The second nice thing about swarm testing is that it works. We took a reasonably fast quad-core machine and let it spend a week trying to crash a collection of 17 C compilers for x86-64 (several versions of GCC, several versions of LLVM, and one version each of Intel CC, Sun CC, and Open64) using the latest and greatest Csmith. It found 73 distinct ways to crash these compilers. A “distinct way” means the compiler, while dying, emitted some sort of message that we can use to distinguish this kind of crash from other crashes. For example, here are two distinct ways that GCC 4.6.0 can be crashed:
- internal compiler error: in vect_enhance_data_refs_alignment, at tree-vect-data-refs.c:1550
- internal compiler error: in vect_create_epilog_for_reduction, at tree-vect-loop.c:3725
Sometimes the compiler isn’t so friendly as to emit a nice ICE message and rather it prints something like “Segmentation fault.” In those cases we’re not able to distinguish different ways of producing segfaults and so we just count it once.

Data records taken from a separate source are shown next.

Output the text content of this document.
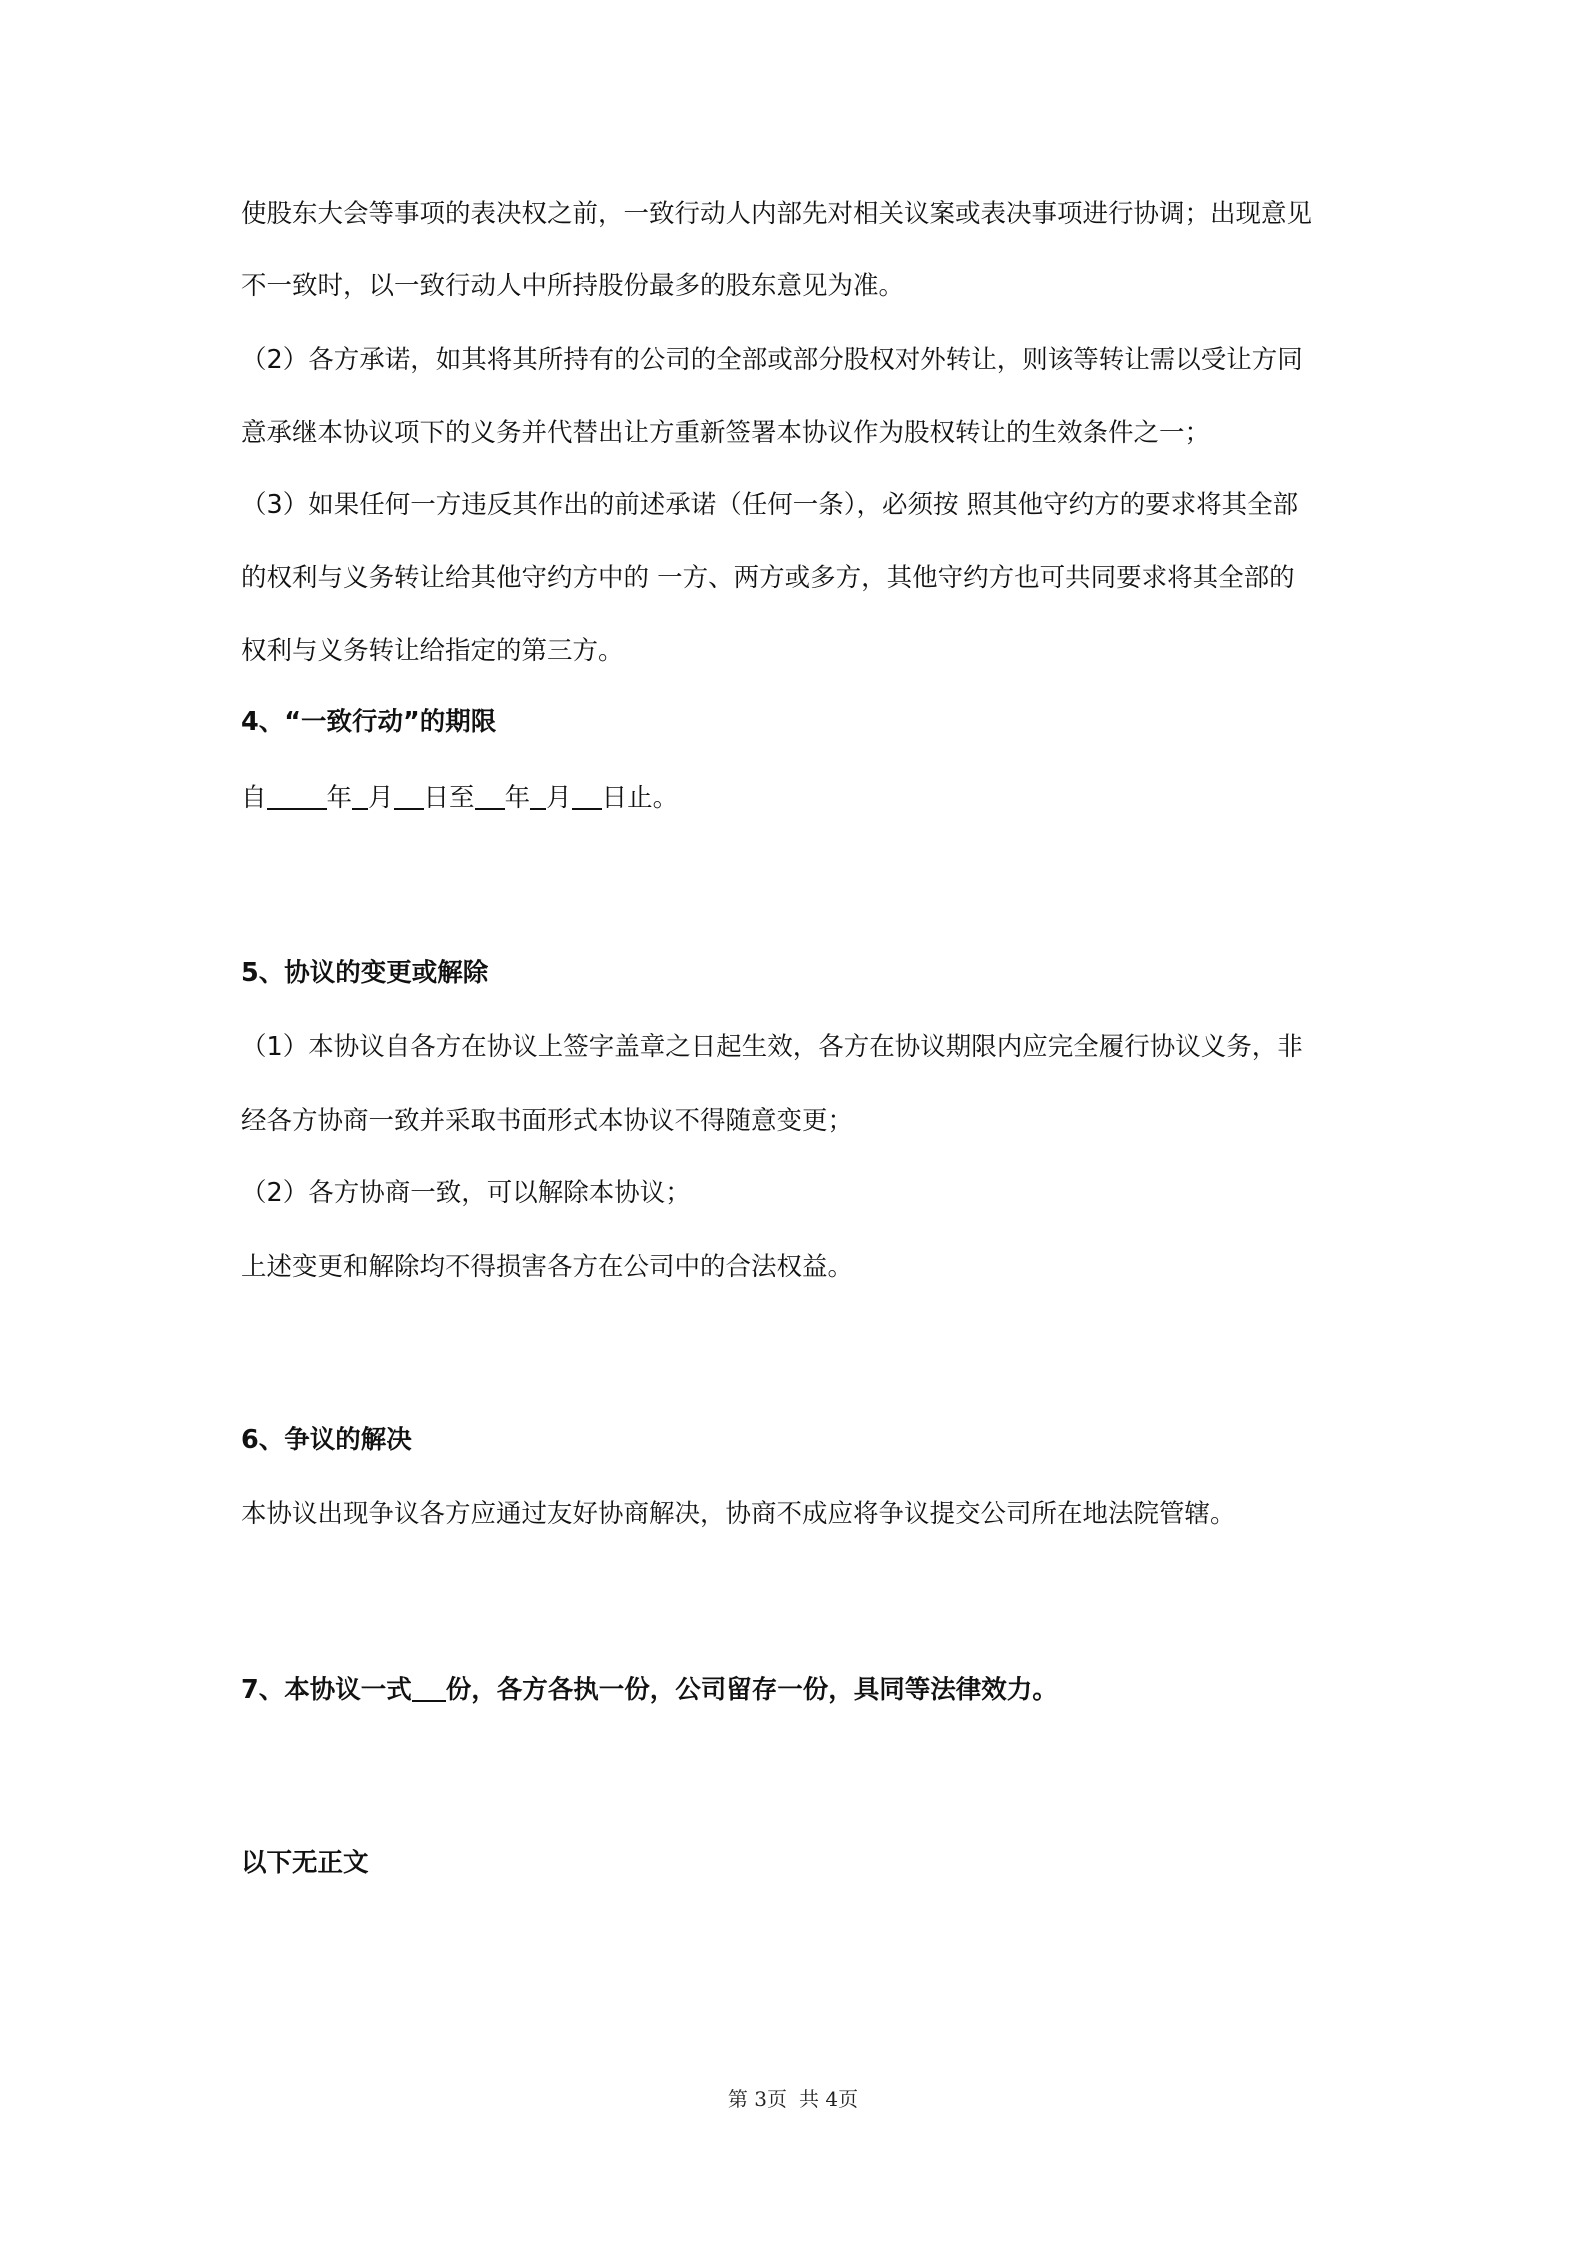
使股东大会等事项的表决权之前，一致行动人内部先对相关议案或表决事项进行协调；出现意见
不一致时，以一致行动人中所持股份最多的股东意见为准。
（2）各方承诺，如其将其所持有的公司的全部或部分股权对外转让，则该等转让需以受让方同
意承继本协议项下的义务并代替出让方重新签署本协议作为股权转让的生效条件之一；
（3）如果任何一方违反其作出的前述承诺（任何一条），必须按 照其他守约方的要求将其全部
的权利与义务转让给其他守约方中的 一方、两方或多方，其他守约方也可共同要求将其全部的
权利与义务转让给指定的第三方。
4、“一致行动”的期限
自 年 月 日至 年 月 日止。
5、协议的变更或解除
（1）本协议自各方在协议上签字盖章之日起生效，各方在协议期限内应完全履行协议义务，非
经各方协商一致并采取书面形式本协议不得随意变更；
（2）各方协商一致，可以解除本协议；
上述变更和解除均不得损害各方在公司中的合法权益。
6、争议的解决
本协议出现争议各方应通过友好协商解决，协商不成应将争议提交公司所在地法院管辖。
7、本协议一式 份，各方各执一份，公司留存一份，具同等法律效力。
以下无正文
第 3页 共 4页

After using Csmith to find 73 distinct crash bugs, we ran another week-long test using swarm. This time, we told Csmith to randomly omit:
- declaration of main() with argc and argv
- the comma operator, as in x = (y, 1);
- compound assignment operators, as in x += y;
- embedded assignments, as in x = (y = 1);
- the auto-increment and auto-decrement operators ++ and --
- goto and labels
- integer division
- integer multiplication
- long long integers
- 64-bit math operations
- packed structs
- const-qualified objects
- volatile-qualified objects
- volatile-qualified pointers
For each test case, each feature had a 50% chance of being included. In the swarm test, 104 distinct compiler crash bugs were found: an improvement of more than 40%. Moreover (I’ll spare you the details) the improvement is statically significant at a very high confidence level. This is a really nice improvement and we intend to not only bake swarm into Csmith’s default test scripts, but also to add support to Csmith for omitting a lot more kinds of features — the list above is pretty limited.
Why does swarm testing work? Our hypothesis is that there are two things going on. First, sometimes a test case just contains too many different features to be good at triggering bugs. For example, if I have a compiler bug that can only be triggered by highly complex mathematical expressions, then the presence of pointers, arrays, structs, etc. just gets in the way. The stuff clutters up the test case, making it hard to trigger the bug. The second thing that can happen is that a feature actively prevents a bug from being triggered. Consider the example outlined above where a stack ADT contains a bug that only manifests when the stack is full. If my test cases contain lots of pushes and pops, we’re going to have a hard time randomly walking all the way to a full stack. On the other hand, swarm testing will frequently create tests that only contain push operations. We’ve looked at a lot of swarm testing outcomes and found examples of both of these phenomena. I’ll post some more detailed results if I get a chance.
The overall outcome of this line of research, Alex and I hope, is to take some of the pain out of developing a highly tuned fuzz tester. This post has focused on compilers because that’s the domain I know. We have another case study in the works, but Alex is managing that effort and I’m not going to publish his results. Rather, we’re working on a paper about this topic that we hope to submit in the near future.